Each image from the satellite Copernicus comes with a corresponding GEOJSON file. GEOJSON is an extension of regular json for supporting geospatial data. In this file there are a series of latitude and longitude coordinates provided which correspond to the four corners of the image.
Our tiles are cropped from the the satellite image and are 512 by 512 bits. When creating the image tiles we are dealing with a square and can just crop them by moving horizontally and vertically in 512 bit increments in a row by row fashion. These correspond to the naming scheme of the time-series tiles. For example 0-0-band-date.png is the top left-corner.
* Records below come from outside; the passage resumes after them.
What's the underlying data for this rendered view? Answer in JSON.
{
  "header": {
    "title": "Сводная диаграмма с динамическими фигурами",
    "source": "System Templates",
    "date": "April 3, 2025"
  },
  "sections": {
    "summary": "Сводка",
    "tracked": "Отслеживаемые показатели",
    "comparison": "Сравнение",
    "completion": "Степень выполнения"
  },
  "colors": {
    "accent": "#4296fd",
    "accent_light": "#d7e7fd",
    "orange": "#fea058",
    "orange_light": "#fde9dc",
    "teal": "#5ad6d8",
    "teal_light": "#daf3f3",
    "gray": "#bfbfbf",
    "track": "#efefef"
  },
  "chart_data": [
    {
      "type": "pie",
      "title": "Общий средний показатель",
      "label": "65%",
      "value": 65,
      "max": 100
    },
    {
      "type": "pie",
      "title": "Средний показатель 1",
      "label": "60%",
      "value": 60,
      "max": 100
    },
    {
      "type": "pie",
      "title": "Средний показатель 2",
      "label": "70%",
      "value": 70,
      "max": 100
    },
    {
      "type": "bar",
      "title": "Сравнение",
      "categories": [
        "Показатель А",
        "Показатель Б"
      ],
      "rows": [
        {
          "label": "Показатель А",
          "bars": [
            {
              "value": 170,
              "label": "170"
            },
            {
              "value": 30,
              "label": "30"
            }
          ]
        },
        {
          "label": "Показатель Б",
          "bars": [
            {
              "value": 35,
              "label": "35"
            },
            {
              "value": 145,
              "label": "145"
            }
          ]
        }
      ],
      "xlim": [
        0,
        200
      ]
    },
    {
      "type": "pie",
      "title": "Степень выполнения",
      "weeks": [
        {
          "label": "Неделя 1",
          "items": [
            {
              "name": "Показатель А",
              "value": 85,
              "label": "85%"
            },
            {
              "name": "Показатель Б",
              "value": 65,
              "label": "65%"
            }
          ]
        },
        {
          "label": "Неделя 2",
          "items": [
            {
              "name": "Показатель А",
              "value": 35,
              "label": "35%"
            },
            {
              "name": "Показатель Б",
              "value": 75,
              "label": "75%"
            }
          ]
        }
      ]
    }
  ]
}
When generating the geojson files for the tile images we cannot proceed in the same way for the tile image. The image file represents a 2-d image on the earths surface and we need to account for the earths curvature.
To help with this we could make use of the library GeoPy.
Calculate the bearing between the points in our tiles as well as the distance, and with a given (lat,lon) bearing and distance we can calculate another (lat,lon) accurately and so we can accurately generate geometry files for each of our tiles.
Outline of approach:
Step 1: Get the top-left and top-right coordinates of the main area.
Step 2: Get the bearing on the line joining the coordinates.
Step 3: The angle of the line joining the top-left of the BIG images and the top left of the tile is measured.
Step 4: The angle is added to the bearing in step 2 to get the bearing of the top-left of the tile.
Step 5: The distance of the top-left of the BIG images and the top left of the tile is measured.
Step 6: The latitude and longitude of the top-left of the tile is calculated using the distance and bearings of step 4 and step 5.
The cause of the issue in the initial mask was that the geometry files did not align with image files for each tile, so pixels were associated with the coordinates that should have been associated to another pixel ( several pixels earlier) which is what caused the misalignment in the x direction.